Remembering God in a World that Forgets

On this Thanksgiving Day, we remember the countless blessings of Almighty God. Simply our grateful remembrance of God is transformative and inclines us to become more and more vessels of Divine Charity, other “humanities” (as Bl. Elizabeth of the Trinity would say) wherein Christ can live His Paschal Mystery.

From the Soliloquies of St. Teresa of Jesus: “My soul grew greatly distressed, my God, while considering the glory You’ve prepared for those who persevere in doing Your will, the number of trials and sufferings by which Your Son gained it, and how much in its greatness love [which at such a cost taught us to love] deserves our gratitude. How is it possible, Lord, that all this love is forgotten and that mortals are so forgetful of You when they offend You? O my Redeemer, and how completely forgetful of themselves they are! What great goodness is Yours, that You then remember us, and that though we have fallen through the mortal wound we inflicted on You, You return to us, forgetful of this, to lend a hand and awaken us from so incurable a madness, that we might seek and beg salvation of you! Blessed be such a Lord; blessed be such great mercy; and praised forever such tender compassion!” (3.1).

Let us always remember … and give thanks.

1411, 2012

The Lineage of Holiness…

St. Teresa of Jesus, foundress and reformer

St. Teresa of Jesus, foundress and reformer

I am in Brighton, MA for a gathering of the Plenary Provincial Council, which is a consultative body composed of the provincial, his council, the superiors of all our monasteries, and elected delegates from the various communities.

Today, for the Feast of All Carmelite Saints, Fr. Santulino Ekada, OCD, the prior of our monastery/student house in Nairobi, Kenya, preached on the responsibilities incumbent upon us friars who are “descendants” of the saints of Carmel.  He spoke strikingly of the African mindset of lineage.  It is of primary importance in the African culture to maintain the bloodline, to pass on the heritage of father to son, and to assure the continuity and growth of the clan or the tribe.  Still more, Fr. Santulino told us that one who breaks the lineage is considered accursed. And so, those religious and priests, who do not have biological children for the growth of the tribe, are also regarded accursed.

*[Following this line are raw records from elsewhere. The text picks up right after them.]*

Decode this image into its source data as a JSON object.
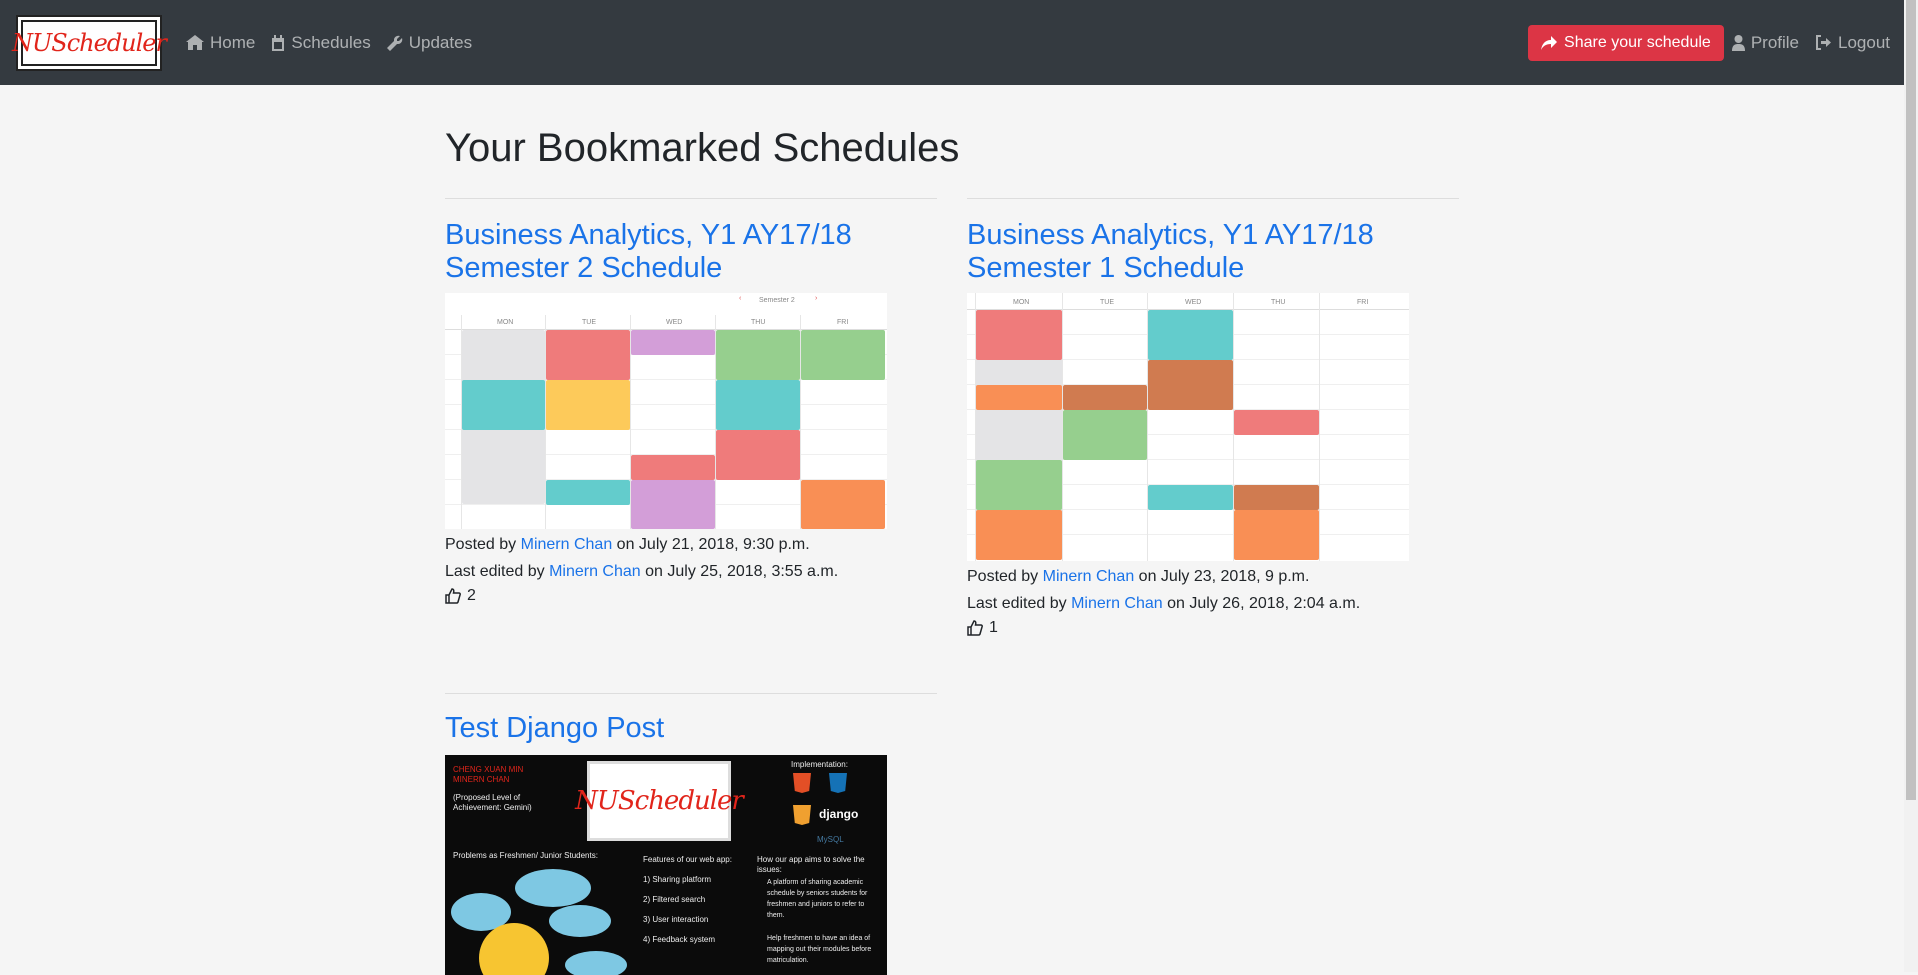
{
  "nav": {
    "brand": "NUScheduler",
    "links": [
      {
        "label": "Home",
        "icon": "home-icon"
      },
      {
        "label": "Schedules",
        "icon": "calendar-icon"
      },
      {
        "label": "Updates",
        "icon": "wrench-icon"
      }
    ],
    "share_label": "Share your schedule",
    "profile_label": "Profile",
    "logout_label": "Logout"
  },
  "page": {
    "title": "Your Bookmarked Schedules"
  },
  "posts": [
    {
      "title": "Business Analytics, Y1 AY17/18 Semester 2 Schedule",
      "posted_prefix": "Posted by",
      "author": "Minern Chan",
      "posted_date": "on July 21, 2018, 9:30 p.m.",
      "edited_prefix": "Last edited by",
      "editor": "Minern Chan",
      "edited_date": "on July 25, 2018, 3:55 a.m.",
      "likes": "2",
      "thumbnail_label": "Semester 2",
      "days": [
        "MON",
        "TUE",
        "WED",
        "THU",
        "FRI"
      ]
    },
    {
      "title": "Business Analytics, Y1 AY17/18 Semester 1 Schedule",
      "posted_prefix": "Posted by",
      "author": "Minern Chan",
      "posted_date": "on July 23, 2018, 9 p.m.",
      "edited_prefix": "Last edited by",
      "editor": "Minern Chan",
      "edited_date": "on July 26, 2018, 2:04 a.m.",
      "likes": "1",
      "days": [
        "MON",
        "TUE",
        "WED",
        "THU",
        "FRI"
      ]
    },
    {
      "title": "Test Django Post",
      "poster": {
        "authors": "CHENG XUAN MIN\nMINERN CHAN",
        "level": "(Proposed Level of Achievement: Gemini)",
        "logo": "NUScheduler",
        "implementation": "Implementation:",
        "problems": "Problems as Freshmen/ Junior Students:",
        "features_title": "Features of our web app:",
        "features": [
          "1)  Sharing platform",
          "2)  Filtered search",
          "3)  User interaction",
          "4)  Feedback system"
        ],
        "aims_title": "How our app aims to solve the issues:",
        "aims": [
          "A platform of sharing academic schedule by seniors students for freshmen and juniors to refer to them.",
          "Help freshmen to have an idea of mapping out their modules before matriculation."
        ]
      }
    }
  ],
  "colors": {
    "navbar": "#343a40",
    "share_button": "#dc3545",
    "link": "#1a73e8",
    "page_bg": "#f5f5f5"
  }
}
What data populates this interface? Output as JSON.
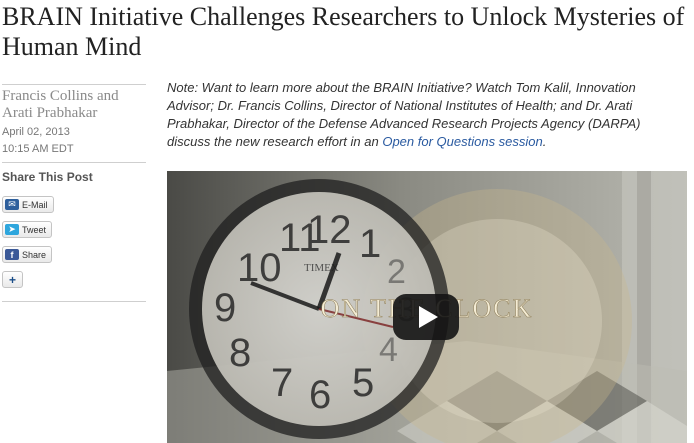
{
  "article": {
    "title": "BRAIN Initiative Challenges Researchers to Unlock Mysteries of Human Mind",
    "author": "Francis Collins and Arati Prabhakar",
    "date": "April 02, 2013",
    "time": "10:15 AM EDT"
  },
  "share": {
    "heading": "Share This Post",
    "email_label": "E-Mail",
    "tweet_label": "Tweet",
    "share_label": "Share",
    "plus_icon": "+"
  },
  "note": {
    "text_before_link": "Note: Want to learn more about the BRAIN Initiative? Watch Tom Kalil, Innovation Advisor; Dr. Francis Collins, Director of National Institutes of Health; and Dr. Arati Prabhakar, Director of the Defense Advanced Research Projects Agency (DARPA) discuss the new research effort in an ",
    "link_text": "Open for Questions session",
    "text_after_link": "."
  },
  "video": {
    "overlay_text": "ON THE CLOCK",
    "clock_brand": "TIMEX",
    "play_icon": "play-icon"
  },
  "colors": {
    "link": "#2a5aa0",
    "muted": "#8a8a8a",
    "play_button": "#141414"
  }
}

Analogously, it is the Discalced Carmelite community existing TODAY that bears aloft the call to holiness in Carmel.  As St. Teresa wrote, “…if those of us who are alive now have not fallen away from what they did in the past, and those who come after us do the same, the building will always stand firm. What use is it to me for the saints of the past to have been what they were, if I come along after them and behave so badly that I leave the building in ruins because of my bad habits?” “Any of you who sees your Order falling away in any respect must try to be the kind of stone the building can be rebuilt with—the Lord will help to rebuild it” (Foundations, 4.6,7).

Carmel is not a history to be learned, nor simply a spirituality to be studied, but a life to be lived.  May the Lord keep us faithful one day at a time that we may be counted one day among the saints!